Hırsızlık ve dolandırıcılık gibi adi suçlardan sayılan şikeyi suç olarak görmeyen zihniyet, hakkını hukuk yolu ile aradığı halde egemenlerin gücüne yenilen Trabzonspor taraftarının ahlaklı isyanını küçük görmeye çalışmaktadır.

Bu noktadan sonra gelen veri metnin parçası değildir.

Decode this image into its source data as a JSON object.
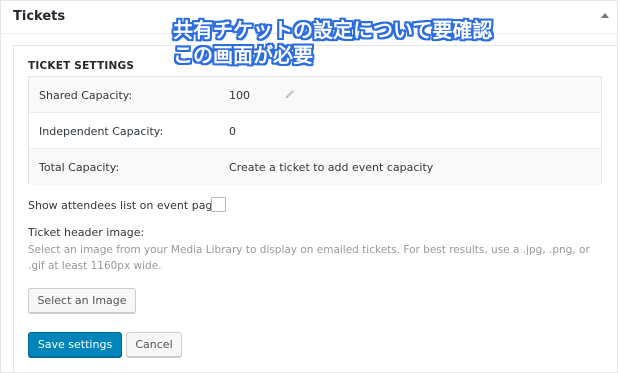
{
  "postbox": {
    "title": "Tickets"
  },
  "settings": {
    "section_title": "TICKET SETTINGS",
    "rows": [
      {
        "label": "Shared Capacity:",
        "value": "100"
      },
      {
        "label": "Independent Capacity:",
        "value": "0"
      },
      {
        "label": "Total Capacity:",
        "value": "Create a ticket to add event capacity"
      }
    ],
    "attendees_label": "Show attendees list on event page",
    "attendees_checked": false,
    "header_image_label": "Ticket header image:",
    "header_image_help": "Select an image from your Media Library to display on emailed tickets. For best results, use a .jpg, .png, or .gif at least 1160px wide.",
    "select_image_button": "Select an Image",
    "save_button": "Save settings",
    "cancel_button": "Cancel"
  },
  "annotation": {
    "line1": "共有チケットの設定について要確認",
    "line2": "この画面が必要"
  },
  "colors": {
    "primary": "#0085ba",
    "annotation_outline": "#2b6de0"
  },
  "icons": {
    "collapse": "triangle-up-icon",
    "edit": "pencil-icon"
  }
}
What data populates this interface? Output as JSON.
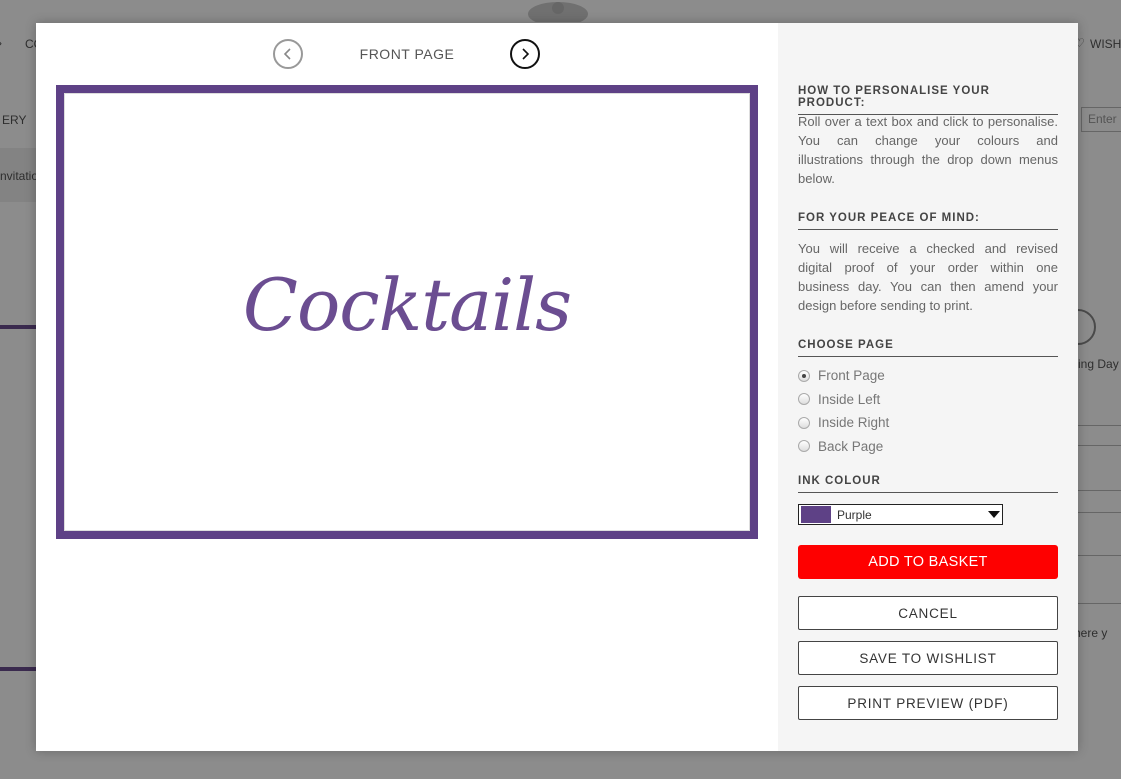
{
  "background": {
    "top_left_link": "CO",
    "top_right_link": "WISH",
    "nav_fragment": "ERY",
    "breadcrumb_fragment": "nvitatio",
    "search_placeholder": "Enter",
    "side_fragment": "ing Day",
    "footer_fragment": "here y"
  },
  "preview": {
    "page_label": "FRONT PAGE",
    "card_text": "Cocktails"
  },
  "panel": {
    "how_title": "HOW TO PERSONALISE YOUR PRODUCT:",
    "how_text": "Roll over a text box and click to personalise. You can change your colours and illustrations through the drop down menus below.",
    "peace_title": "FOR YOUR PEACE OF MIND:",
    "peace_text": "You will receive a checked and revised digital proof of your order within one business day. You can then amend your design before sending to print.",
    "choose_title": "CHOOSE PAGE",
    "pages": [
      "Front Page",
      "Inside Left",
      "Inside Right",
      "Back Page"
    ],
    "selected_page": "Front Page",
    "ink_title": "INK COLOUR",
    "ink_value": "Purple",
    "ink_color": "#5e4186",
    "add_to_basket": "ADD TO BASKET",
    "cancel": "CANCEL",
    "save_to_wishlist": "SAVE TO WISHLIST",
    "print_preview": "PRINT PREVIEW (PDF)"
  },
  "colors": {
    "accent_red": "#fe0000",
    "card_border": "#5e4186",
    "script_text": "#6b4d91"
  }
}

Unutulmamalıdır ki toplumsal bir linçe tabi tutulmaya ve ötekileştirilmeye çalışılan bir camia, milyonların gözü önünde çalınan hakkını sadece hukuk yollarına riayet ederek aramaktadır. Şikeden rahatsız olmayıp pet şişeden rahatsız olanların, Trabzonspor camiasının dünyaya emsal teşkil eden bu ahlaklı isyanından rahatsızlık duyması bizleri şaşırtmamaktadır.

Bu vesile ile 1461 Trabzon- FB maçında meydana gelen sportif ahlaka yakışmayan olayları da tasvip etmediğimizi ve olaylara karışanların, tahrik edenlerin cezalandırılmasını beklediğimizin bilinmesini isteriz.
Yine bugün ulusal bir gazetede şike ve şikecileri aklamak üzere yürütülen PR kampanyasının profesyonel ellerinden çıktığı her halinden belli olan bir haber-yoruma yer verilmiştir. Şike suçlularını kamuoyuna mağdur ve şirin göstermek ve Trabzon şehrini ve de insanlarını karalamak üzere kurgulanan bu haber ve yazıların arkasındaki güçlerin kim ve kimler olduğunu isim isim bilmekteyiz.

Türkiye kamuoyu bilmelidir ki; Trabzon Fikir Kulübü 5 bin yıllık bir kadim medeniyet şehrinin emeklerini çalarak, hukuksal katliamlara tabi tutarak ötekileştirenlerden kanun ve demokratik haklar çerçevesinde hesap sorulacaktır. Bin yıl sürecek bu ahlaklı isyan önüne kattığı her türlü pisliği tarihin karanlık dehlizlerine gömecektir.

Tarih, Trabzon şehrinin bedeli ne olursa olsun sermayeye, güce ve baskıya boyun eğmediğine şahittir ve şahit olmaya devam edecektir.